In other words, schools have a national curriculum, and national examinations, and A-Level and GCSE grades need to be comparable. This is not true between universities and academic subjects. No-one seeks to compare a BMus from the Royal Academy of Music (who stand, as it happens, accused of giving out too many firsts) with a BEng from Imperial College. Both are marks of quality. They are different in every aspect.

The national or institutional regulatory frame for degree classification embraces unique disciplinary and institutional differences. The diversity of higher education is its strength and uniformity has limits. The external examiner system recognises this. The subject benchmark statements which define the academic standards inside institutions recognise this. There will be considerable variation in good honours rates at departmental level, with fluctuations between years of intake. Scaling down results at the institutional level to fit a standardised model would create and not remove unfairness.
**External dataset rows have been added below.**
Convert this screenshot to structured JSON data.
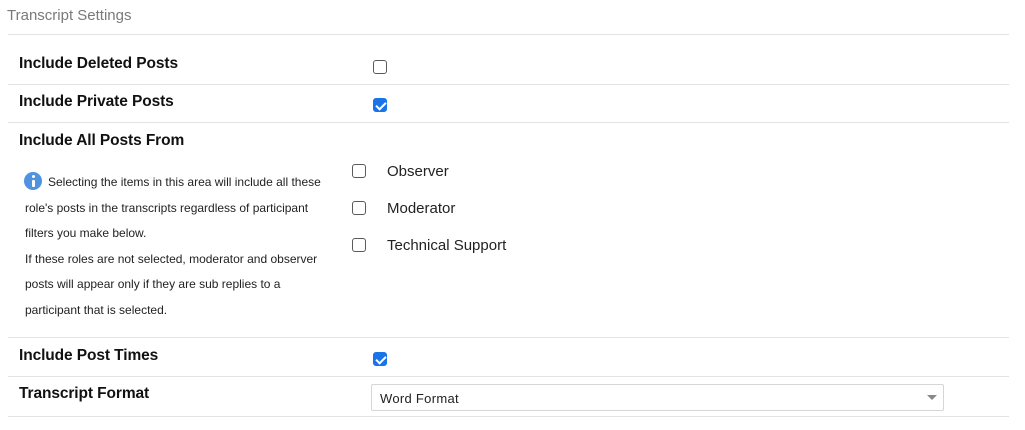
{
  "section": {
    "title": "Transcript Settings"
  },
  "rows": {
    "include_deleted": {
      "label": "Include Deleted Posts",
      "checked": false
    },
    "include_private": {
      "label": "Include Private Posts",
      "checked": true
    },
    "include_all_from": {
      "label": "Include All Posts From",
      "info_lines": [
        "Selecting the items in this area will include all these",
        "role's posts in the transcripts regardless of participant",
        "filters you make below.",
        "If these roles are not selected, moderator and observer",
        "posts will appear only if they are sub replies to a",
        "participant that is selected."
      ],
      "options": [
        {
          "label": "Observer",
          "checked": false
        },
        {
          "label": "Moderator",
          "checked": false
        },
        {
          "label": "Technical Support",
          "checked": false
        }
      ]
    },
    "include_post_times": {
      "label": "Include Post Times",
      "checked": true
    },
    "transcript_format": {
      "label": "Transcript Format",
      "selected": "Word Format"
    }
  },
  "colors": {
    "accent": "#1a73e8",
    "info_icon": "#4f92e0",
    "divider": "#e3e3e3"
  },
  "icons": {
    "info": "info-icon",
    "dropdown": "chevron-down-icon"
  }
}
2 responses to “Aspirations, attainment, and algorithms

  1. This so effectively encapsulates the hypocrisy of the OfS position: the very contextual factors which they refuse to allow to mitigate continuation and completion rates (on the basis that universities should be supporting disadvantaged students to succeed) are being used to undermine and devalue that success when they do.

  2. Thank you Tony for writing so clearly on this issue, which is of huge concern to me. I cannot see how on the one hand the OfS calls on providers not to ‘bake in disadvantage’ but on the other hand has created a predictive algorithm that does exactly this.